Although the Financial Conduct Authority states that there have been a large number of prosecutions involving scams, a Freedom of Information request shows that there were only 25 convictions between 2012 and 2020. The Committee warns that the fragmentation of reporting, investigation and enforcement has made combating scams more difficult.
The report recommends that the pension fraud taskforce should be strengthened. The existing Project Bloom should be renamed the Pension Scams Centre, with dedicated funding and staff to manage a pension scams intelligence database alongside the police.
The Committee welcomes the provisions in the Pensions Schemes Act 2021 that will allow the statutory right to transfer to be restricted where there is a sign of a pension scam. It suggests that a review of the system of red and amber flags used to block or pause a transfer should be published within 18 months of the regulations coming into operation to allow any further legislative changes to be made.
New Pension Scams Industry Group (PSIG) Code
PSIG has published version 2.2 of its Code of Good Practice on Combatting Pension Scams.

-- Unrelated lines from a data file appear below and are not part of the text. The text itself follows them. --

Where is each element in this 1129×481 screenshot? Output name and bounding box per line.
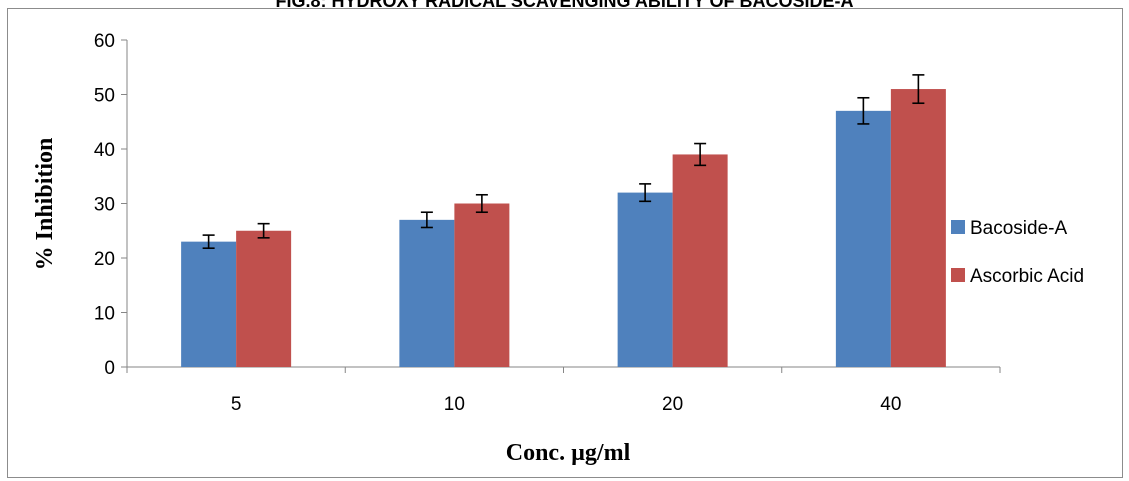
- chart-frame: [7, 8, 1123, 478]
- legend-swatch: [951, 220, 965, 234]
- x-tick-label: 5: [231, 394, 242, 415]
- legend-label: Bacoside-A: [970, 218, 1067, 239]
- y-tick-label: 40: [94, 140, 115, 161]
- chart-title: FIG.8: HYDROXY RADICAL SCAVENGING ABILIT…: [275, 0, 854, 11]
- y-tick-label: 0: [104, 358, 115, 379]
- bar-ascorbic-acid-20: [672, 154, 728, 367]
- bar-ascorbic-acid-5: [236, 230, 292, 367]
- x-tick-label: 10: [444, 394, 465, 415]
- bar-bacoside-a-5: [181, 241, 237, 367]
- x-axis-title: Conc. µg/ml: [506, 440, 631, 466]
- error-bars: [202, 74, 925, 249]
- bar-bacoside-a-40: [835, 110, 891, 367]
- bars: [181, 89, 946, 368]
- bar-ascorbic-acid-10: [454, 203, 510, 367]
- tick-labels: 0 10 20 30 40 50 60 5 10 20 40: [94, 31, 902, 415]
- y-axis-title: % Inhibition: [32, 138, 58, 271]
- x-tick-label: 20: [662, 394, 683, 415]
- x-tick-label: 40: [880, 394, 901, 415]
- bar-ascorbic-acid-40: [890, 89, 946, 368]
- y-tick-label: 30: [94, 195, 115, 216]
- y-tick-label: 20: [94, 249, 115, 270]
- bar-bacoside-a-20: [617, 192, 673, 367]
- y-tick-label: 10: [94, 304, 115, 325]
- legend: Bacoside-A Ascorbic Acid: [951, 218, 1084, 287]
- bar-bacoside-a-10: [399, 219, 455, 367]
- legend-swatch: [951, 268, 965, 282]
- y-tick-label: 50: [94, 86, 115, 107]
- y-tick-label: 60: [94, 31, 115, 52]
- legend-label: Ascorbic Acid: [970, 266, 1084, 287]
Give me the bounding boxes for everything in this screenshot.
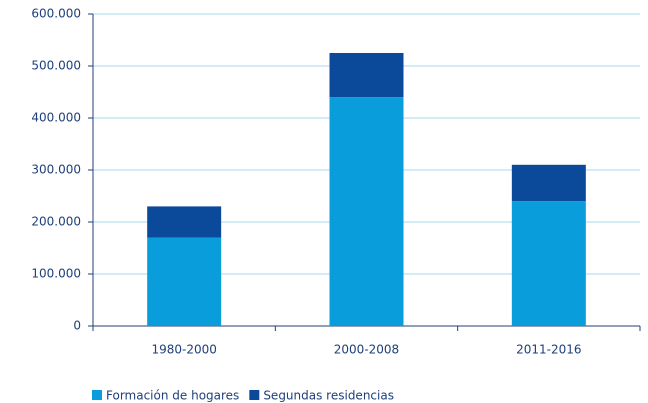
legend-label: Segundas residencias	[263, 389, 394, 403]
x-tick-label: 2000-2008	[334, 343, 399, 357]
bar-segment	[511, 164, 586, 202]
y-tick-label: 200.000	[31, 215, 81, 229]
legend-label: Formación de hogares	[106, 389, 239, 403]
x-tick-label: 1980-2000	[151, 343, 216, 357]
y-tick-label: 0	[73, 319, 81, 333]
x-tick-label: 2011-2016	[516, 343, 581, 357]
bar-segment	[329, 53, 404, 98]
bar-segment	[147, 206, 222, 238]
y-tick-label: 400.000	[31, 111, 81, 125]
legend-swatch	[249, 390, 260, 400]
bar-segment	[511, 201, 586, 326]
y-tick-label: 100.000	[31, 267, 81, 281]
bar-segment	[329, 97, 404, 326]
y-tick-label: 500.000	[31, 59, 81, 73]
legend-swatch	[92, 390, 102, 400]
bar-segment	[147, 237, 222, 326]
y-tick-label: 300.000	[31, 163, 81, 177]
y-tick-label: 600.000	[31, 7, 81, 21]
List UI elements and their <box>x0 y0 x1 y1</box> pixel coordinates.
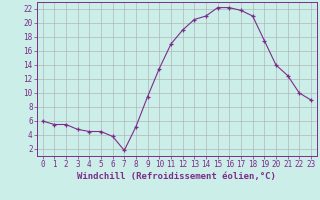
X-axis label: Windchill (Refroidissement éolien,°C): Windchill (Refroidissement éolien,°C) <box>77 172 276 181</box>
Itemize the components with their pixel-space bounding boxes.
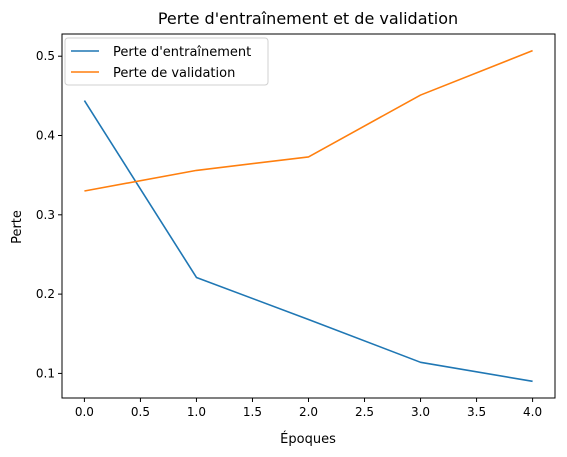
series-line-validation-loss	[84, 49, 533, 192]
legend-box	[64, 37, 269, 86]
plot-area	[61, 33, 556, 399]
x-tick-label: 2.0	[299, 405, 318, 419]
x-axis-label: Époques	[280, 431, 336, 447]
x-tick-label: 4.0	[523, 405, 542, 419]
y-axis-ticks: 0.1 0.2 0.3 0.4 0.5	[36, 49, 62, 380]
legend-label-validation: Perte de validation	[113, 66, 235, 81]
x-axis-ticks: 0.0 0.5 1.0 1.5 2.0 2.5 3.0 3.5 4.0	[75, 398, 542, 419]
legend-label-training: Perte d'entraînement	[113, 45, 251, 60]
y-tick-label: 0.4	[36, 129, 55, 143]
y-tick-label: 0.1	[36, 366, 55, 380]
axes-frame	[61, 33, 556, 399]
y-tick-label: 0.3	[36, 208, 55, 222]
x-tick-label: 3.5	[467, 405, 486, 419]
series-line-training-loss	[83, 100, 533, 383]
x-tick-label: 3.0	[411, 405, 430, 419]
x-tick-label: 2.5	[355, 405, 374, 419]
y-tick-label: 0.2	[36, 287, 55, 301]
chart-title: Perte d'entraînement et de validation	[158, 9, 458, 28]
x-tick-label: 1.5	[243, 405, 262, 419]
y-axis-label: Perte	[10, 210, 25, 244]
legend: Perte d'entraînement Perte de validation	[64, 37, 269, 86]
series-lines	[83, 49, 533, 383]
y-tick-label: 0.5	[36, 49, 55, 63]
x-tick-label: 0.5	[131, 405, 150, 419]
x-tick-label: 1.0	[187, 405, 206, 419]
x-tick-label: 0.0	[75, 405, 94, 419]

PSIG was established in 2014 to help to protect pension scheme members from scams, developing and launching the first Code of Good Practice for use by all in the industry in 2015, before publishing version 2.0 on 22nd June 2018 and version 2.1 on 10th June 2019.
The latest update, effective from 1st April 2021, reflects recent regulatory and legislative changes as well as the evolving nature of pension scams. Changes have also been made to improve usability.
Pensions Minister calls for support on pension scams
The Pensions Minister has urged pension schemes to share data with PSIG in the fight to combat pension scams.
Pensions Minister, Guy Opperman, has written to approximately 90 pension schemes, telling them to begin sharing data with the PSIG in an effort to create a clearer picture of the scale of pension scams. Data shared with PSIG is used to inform Project Bloom, a multi-agency taskforce that coordinates efforts to combat pension scams and fraud.
There are currently 51 organisations – including Capita – involved in the Pension Scams Industry Forum.
Capita comment
The battle against pension scams continues and the guidance materials recently published by PSIG will provide trustees and administrators with more structured support. A consistent approach across the industry will also help to shape expectations in what is becoming an increasingly involved process.
However, as per the recent Work and Pensions Committee report, it is only right that the regulators lead from the front in a coordinated and highly visible approach. Unfortunately, the identification of inappropriate investments for retirement benefits is not a precise science and arguably more has to be done to regulate those advising on transfers and those offering access to these opportunities.